Photographer Sheila Pree Bright’s work is known for nuanced but complex studies of racial identity and her ability to shatter audiences’ assumptions. Bright’s current exhibition, Girls, Grillz, and Guns, currently on display at Sandler Hudson Gallery, ups the ante on Bright’s anthropological insights into facets of black urban culture.
Bright commences her exhibit with a forceful blow. In a saturated life-sized portrait titled L.V., two eyes stares out at us over a Louis Vuitton scarf covering the rest of the model’s face. L.V. boasts all of the stereotypical accoutrements that pop culture has pushed onto young black males: accessories covered in name-brand logos, plenty of bling cascading down the man’s chest, and a pose implying a gun-toting force to be wary of.
After a closer look, however, L.V. appears to be anything but confrontational. His expression is relaxed, and his gun-mimicking hand gestures appear to be playful, perhaps chiding the audience for our initial reaction. The anonymity created by the figure’s scarf allows Bright to create a personification or universal figure for hip-hop culture.
The photographs of legendary rapper Scarface, a member of Houston’s the Ghetto Boys, are slightly more jarring. The prints collectively titled Class C each present an African American male, blurred in the background, holding a gun captured in sharp clarity in the foreground of the image.

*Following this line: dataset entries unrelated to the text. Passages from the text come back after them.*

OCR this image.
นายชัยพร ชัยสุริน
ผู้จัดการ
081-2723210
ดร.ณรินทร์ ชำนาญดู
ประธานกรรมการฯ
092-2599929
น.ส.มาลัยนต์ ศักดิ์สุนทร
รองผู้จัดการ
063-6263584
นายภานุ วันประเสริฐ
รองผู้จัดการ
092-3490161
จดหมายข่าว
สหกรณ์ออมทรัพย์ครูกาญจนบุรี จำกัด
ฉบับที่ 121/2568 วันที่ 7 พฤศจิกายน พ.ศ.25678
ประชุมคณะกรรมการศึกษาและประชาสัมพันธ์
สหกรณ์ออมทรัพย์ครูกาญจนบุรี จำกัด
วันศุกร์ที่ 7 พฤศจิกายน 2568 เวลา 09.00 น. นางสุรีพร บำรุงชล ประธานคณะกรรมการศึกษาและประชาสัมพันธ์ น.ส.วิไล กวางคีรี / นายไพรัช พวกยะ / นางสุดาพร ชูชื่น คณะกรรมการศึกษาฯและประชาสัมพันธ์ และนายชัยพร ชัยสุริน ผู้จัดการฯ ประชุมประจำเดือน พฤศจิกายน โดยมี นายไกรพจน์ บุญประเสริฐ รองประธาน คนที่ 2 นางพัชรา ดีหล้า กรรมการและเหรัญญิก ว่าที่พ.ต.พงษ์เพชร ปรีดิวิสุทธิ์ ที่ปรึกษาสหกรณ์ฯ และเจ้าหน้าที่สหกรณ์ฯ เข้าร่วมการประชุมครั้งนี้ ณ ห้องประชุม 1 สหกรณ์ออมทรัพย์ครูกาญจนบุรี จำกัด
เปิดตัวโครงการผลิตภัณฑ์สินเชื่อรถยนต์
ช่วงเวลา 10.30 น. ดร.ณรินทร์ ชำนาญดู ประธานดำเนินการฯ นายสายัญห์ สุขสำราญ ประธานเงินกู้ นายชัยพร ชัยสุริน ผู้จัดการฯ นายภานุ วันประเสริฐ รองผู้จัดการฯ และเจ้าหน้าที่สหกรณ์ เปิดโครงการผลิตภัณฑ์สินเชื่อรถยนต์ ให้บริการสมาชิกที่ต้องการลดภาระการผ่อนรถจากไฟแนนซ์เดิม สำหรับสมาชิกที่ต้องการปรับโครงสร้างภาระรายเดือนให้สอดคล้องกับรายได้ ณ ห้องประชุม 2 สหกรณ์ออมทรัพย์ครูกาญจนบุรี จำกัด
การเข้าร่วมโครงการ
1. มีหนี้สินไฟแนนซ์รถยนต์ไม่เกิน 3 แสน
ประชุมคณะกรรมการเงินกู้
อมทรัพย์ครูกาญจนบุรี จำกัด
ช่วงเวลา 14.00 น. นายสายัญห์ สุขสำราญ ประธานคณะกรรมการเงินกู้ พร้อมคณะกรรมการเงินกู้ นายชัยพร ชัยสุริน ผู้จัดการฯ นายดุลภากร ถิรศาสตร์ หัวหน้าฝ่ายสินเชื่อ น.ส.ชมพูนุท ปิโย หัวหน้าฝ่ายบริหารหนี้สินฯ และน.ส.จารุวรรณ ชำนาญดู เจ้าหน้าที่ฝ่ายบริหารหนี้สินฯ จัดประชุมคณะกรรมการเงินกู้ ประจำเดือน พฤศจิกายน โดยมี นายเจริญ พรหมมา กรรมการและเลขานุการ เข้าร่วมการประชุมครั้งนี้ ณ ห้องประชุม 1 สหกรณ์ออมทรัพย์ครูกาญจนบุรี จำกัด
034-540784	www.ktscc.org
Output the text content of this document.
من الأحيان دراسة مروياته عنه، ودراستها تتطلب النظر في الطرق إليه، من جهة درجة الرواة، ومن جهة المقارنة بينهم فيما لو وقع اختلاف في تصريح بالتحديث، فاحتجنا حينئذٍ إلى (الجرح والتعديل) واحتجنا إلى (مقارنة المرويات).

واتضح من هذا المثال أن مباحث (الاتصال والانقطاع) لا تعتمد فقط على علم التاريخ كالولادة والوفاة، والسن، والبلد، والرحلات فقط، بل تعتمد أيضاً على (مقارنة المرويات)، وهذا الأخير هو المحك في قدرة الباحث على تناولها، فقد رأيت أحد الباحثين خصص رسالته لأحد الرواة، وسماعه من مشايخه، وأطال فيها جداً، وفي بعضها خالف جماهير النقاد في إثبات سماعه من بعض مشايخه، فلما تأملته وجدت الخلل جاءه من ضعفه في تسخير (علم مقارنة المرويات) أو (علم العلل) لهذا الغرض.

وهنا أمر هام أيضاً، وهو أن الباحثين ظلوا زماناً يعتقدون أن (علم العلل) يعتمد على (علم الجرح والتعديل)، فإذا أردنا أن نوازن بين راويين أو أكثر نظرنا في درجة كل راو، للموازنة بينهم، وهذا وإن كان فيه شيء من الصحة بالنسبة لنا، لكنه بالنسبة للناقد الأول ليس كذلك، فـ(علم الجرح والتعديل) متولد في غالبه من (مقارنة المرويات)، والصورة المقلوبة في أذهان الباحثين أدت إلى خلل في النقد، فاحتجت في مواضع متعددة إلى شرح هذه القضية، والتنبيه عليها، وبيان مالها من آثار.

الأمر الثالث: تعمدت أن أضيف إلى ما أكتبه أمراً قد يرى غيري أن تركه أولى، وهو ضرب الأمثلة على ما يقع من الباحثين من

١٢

The mouth of the gun demands the focus and implied submission of the viewer. Bright has assembled the photos in a tight line to present three almost identical images in a row forming a firing line of sorts. The result is honestly intimidating.
Unlike the portrait of L.V., we are not asked to focus on the actual figures, but rather the guns that they carry. This contrast provides an adept observation of the audience’s probable conception of urban black culture as one defined by violence. Despite being photographed in the ’90s, the image’s intensity still holds fast, as mainstream media continues to project the same archetype of black masculinity, and with that, authority.
In the Grillz series, Bright’s photographs are displayed in a grid and depict an intimate closeup of a man’s face. Each brags a mouthful of gold-encrusted teeth, also known as grillz.
While this series seems more connected to the specific identity of her figures, Bright continues her usual practice of maintaining the anonymity of her subjects by showing the eyes of each figure tightly closed. Bright explained that she realized this form of bodily decoration is in fact much like “they were subconsciously referencing their African heritage and expressing themselves outwardly, just like their ancestors did with the adornment of their dress, hair, colorful garments, scarification, and jewelry.”
Both the gun imagery and these grillz stem from the same series, In High Definition, and seem to offer a recording of the material elements of rap culture. These props, both the gold teeth and guns, emphasize the misplaced focus of popular perceptions.
The final element of Bright’s show is her Plastic Bodies series she began in 2003. For these photographs, Bright uses digital manipulation to create part-human, part-Barbie portraits that describe America’s obsession with obtaining the ideal body. While this does not directly relate to black urban culture in the way that grillz and guns may, the recontextualization of this series in a new exhibition provides additional depth to Plastic Bodies as an independent work.
Bright has said of the series that it “[shows] how the cultural icon of the Barbie has become human and we’ve become plastic.” When this concept is paired with the idea of the artifacts of black stereotypes, though, it further stresses the idea of the commercialized and commodified role of personal identity. The MTVs of the world have in many ways stripped the original potency of rap music and replaced it with hyperbolic stereotypes.
Bright’s work succeeds through the rhetorical depth she achieves in her clean and elegant compositions. The seeming simplicity of her work allows the audience to project their own values, backgrounds, and misconceptions onto the work. In many ways Girls, Grillz, and Guns provides a retrospective of Bright’s work and in doing so elevates the discussion to an entirely new level.